Implementing monad on recursive type

Question

I have a recursive type:
data E a=A a (E a) (E a) | None
My problem is the following :
If i want to implement the bind operator how do i operate on both the Concrete type and the recursive one given the function to operate with?

instance Monad E where
    return x= A x None None 
    (>>=) None _ = None
    (>>=) (B t) f =  f t
    (>>=) (A x mx my) f = A {f x} (mx>>=f)  (my>>=f) --here !!!
                               ^
                            result is ma but slot requires concrete type

For me to apply >>= on A a (E a) (E a) for the a it seems i need to unwrap it using a custom made function.

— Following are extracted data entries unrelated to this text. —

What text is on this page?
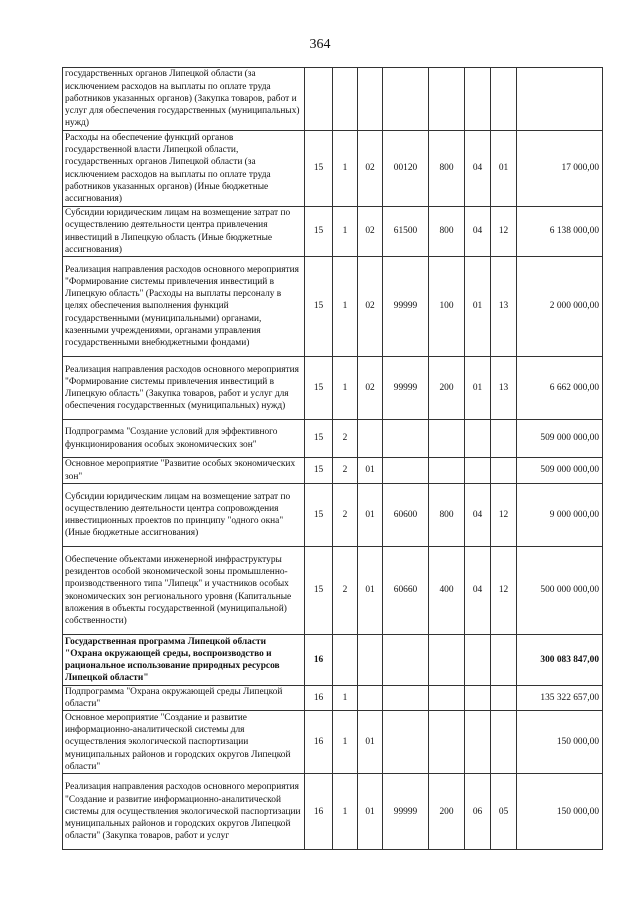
364
государственных органов Липецкой области (за исключением расходов на выплаты по оплате труда работников указанных органов) (Закупка товаров, работ и услуг для обеспечения государственных (муниципальных) нужд)								
Расходы на обеспечение функций органов государственной власти Липецкой области, государственных органов Липецкой области (за исключением расходов на выплаты по оплате труда работников указанных органов) (Иные бюджетные ассигнования)	15	1	02	00120	800	04	01	17 000,00
Субсидии юридическим лицам на возмещение затрат по осуществлению деятельности центра привлечения инвестиций в Липецкую область (Иные бюджетные ассигнования)	15	1	02	61500	800	04	12	6 138 000,00
Реализация направления расходов основного мероприятия "Формирование системы привлечения инвестиций в Липецкую область" (Расходы на выплаты персоналу в целях обеспечения выполнения функций государственными (муниципальными) органами, казенными учреждениями, органами управления государственными внебюджетными фондами)	15	1	02	99999	100	01	13	2 000 000,00
Реализация направления расходов основного мероприятия "Формирование системы привлечения инвестиций в Липецкую область" (Закупка товаров, работ и услуг для обеспечения государственных (муниципальных) нужд)	15	1	02	99999	200	01	13	6 662 000,00
Подпрограмма "Создание условий для эффективного функционирования особых экономических зон"	15	2						509 000 000,00
Основное мероприятие "Развитие особых экономических зон"	15	2	01					509 000 000,00
Субсидии юридическим лицам на возмещение затрат по осуществлению деятельности центра сопровождения инвестиционных проектов по принципу "одного окна" (Иные бюджетные ассигнования)	15	2	01	60600	800	04	12	9 000 000,00
Обеспечение объектами инженерной инфраструктуры резидентов особой экономической зоны промышленно-производственного типа "Липецк" и участников особых экономических зон регионального уровня (Капитальные вложения в объекты государственной (муниципальной) собственности)	15	2	01	60660	400	04	12	500 000 000,00
Государственная программа Липецкой области "Охрана окружающей среды, воспроизводство и рациональное использование природных ресурсов Липецкой области"	16							300 083 847,00
Подпрограмма "Охрана окружающей среды Липецкой области"	16	1						135 322 657,00
Основное мероприятие "Создание и развитие информационно-аналитической системы для осуществления экологической паспортизации муниципальных районов и городских округов Липецкой области"	16	1	01					150 000,00
Реализация направления расходов основного мероприятия "Создание и развитие информационно-аналитической системы для осуществления экологической паспортизации муниципальных районов и городских округов Липецкой области" (Закупка товаров, работ и услуг	16	1	01	99999	200	06	05	150 000,00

How do i solve the {f x}so that i unwrap the result of f x to fit in the concrete slot of the E

I would need for a method that can take a function: a-> ma and get it to (ma ->a)

    unwrap::E a->a
    unwrap None= what here ? ( i need a neutral element for any kind of a)
    unwrap (A x _ _)=x

Answer 1

To overcome your specific challenge, you should try pattern matching on the result of f x.

(>>=) (A x mx) f = 
    case f x of
        A y my -> 
        B y -> 
        None -> 

Now you have perhaps a larger problem than the one you came in with. There are now too many choices, as opposed to a poverty of them. In the A y my case, you must combine y, my, and mx into the final result in some way. Very likely most of the ways you think of will violate the laws.

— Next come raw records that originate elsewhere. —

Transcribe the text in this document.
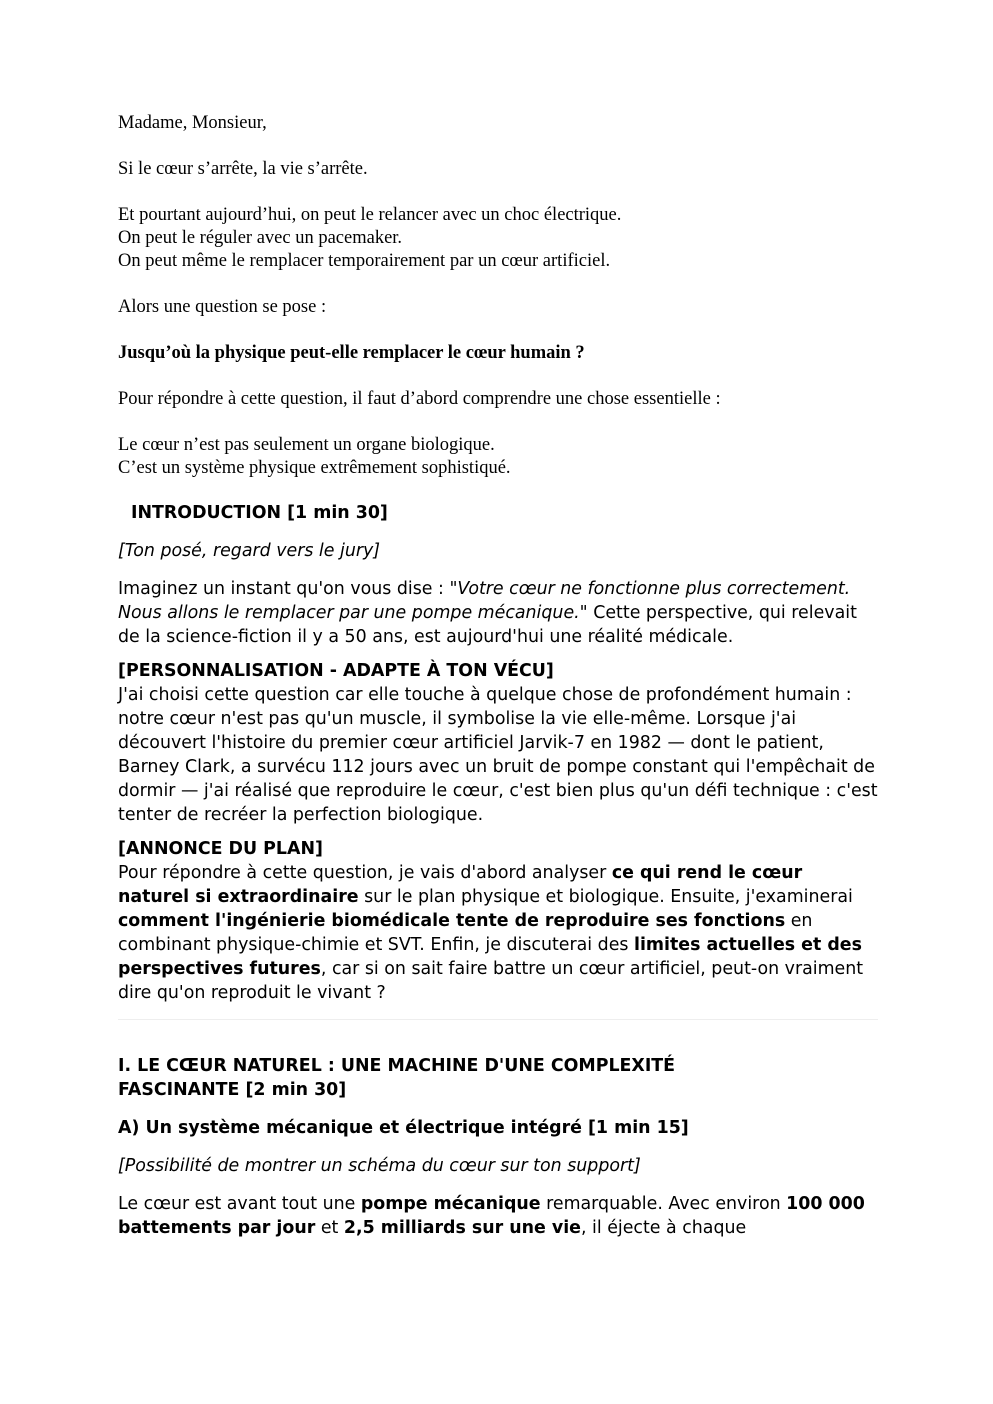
Madame, Monsieur,

Si le cœur s’arrête, la vie s’arrête.

Et pourtant aujourd’hui, on peut le relancer avec un choc électrique.
On peut le réguler avec un pacemaker.
On peut même le remplacer temporairement par un cœur artificiel.

Alors une question se pose :

Jusqu’où la physique peut-elle remplacer le cœur humain ?

Pour répondre à cette question, il faut d’abord comprendre une chose essentielle :

Le cœur n’est pas seulement un organe biologique.
C’est un système physique extrêmement sophistiqué.

INTRODUCTION [1 min 30]

[Ton posé, regard vers le jury]

Imaginez un instant qu'on vous dise : "Votre cœur ne fonctionne plus correctement. Nous allons le remplacer par une pompe mécanique." Cette perspective, qui relevait de la science-fiction il y a 50 ans, est aujourd'hui une réalité médicale.

[PERSONNALISATION - ADAPTE À TON VÉCU]

J'ai choisi cette question car elle touche à quelque chose de profondément humain : notre cœur n'est pas qu'un muscle, il symbolise la vie elle-même. Lorsque j'ai découvert l'histoire du premier cœur artificiel Jarvik-7 en 1982 — dont le patient, Barney Clark, a survécu 112 jours avec un bruit de pompe constant qui l'empêchait de dormir — j'ai réalisé que reproduire le cœur, c'est bien plus qu'un défi technique : c'est tenter de recréer la perfection biologique.

[ANNONCE DU PLAN]

Pour répondre à cette question, je vais d'abord analyser ce qui rend le cœur naturel si extraordinaire sur le plan physique et biologique. Ensuite, j'examinerai comment l'ingénierie biomédicale tente de reproduire ses fonctions en combinant physique-chimie et SVT. Enfin, je discuterai des limites actuelles et des perspectives futures, car si on sait faire battre un cœur artificiel, peut-on vraiment dire qu'on reproduit le vivant ?

I. LE CŒUR NATUREL : UNE MACHINE D'UNE COMPLEXITÉ FASCINANTE [2 min 30]

A) Un système mécanique et électrique intégré [1 min 15]

[Possibilité de montrer un schéma du cœur sur ton support]

Le cœur est avant tout une pompe mécanique remarquable. Avec environ 100 000 battements par jour et 2,5 milliards sur une vie, il éjecte à chaque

In this case it is hard to know what to do. It is hard for me to implement a monad unless I am clear about the meaning of the data type. I can "visualize" list as a monad because join (aka (>>= id)) is just concatenation

join :: [[a]] -> [a]
join [ [ x, y ], [z], [], [w, q] ] = [x, y, z, w, q]

But for an arbitrary algebraic data type there is no clear path. Where did this data type come from? -- what do you want from its monad instance?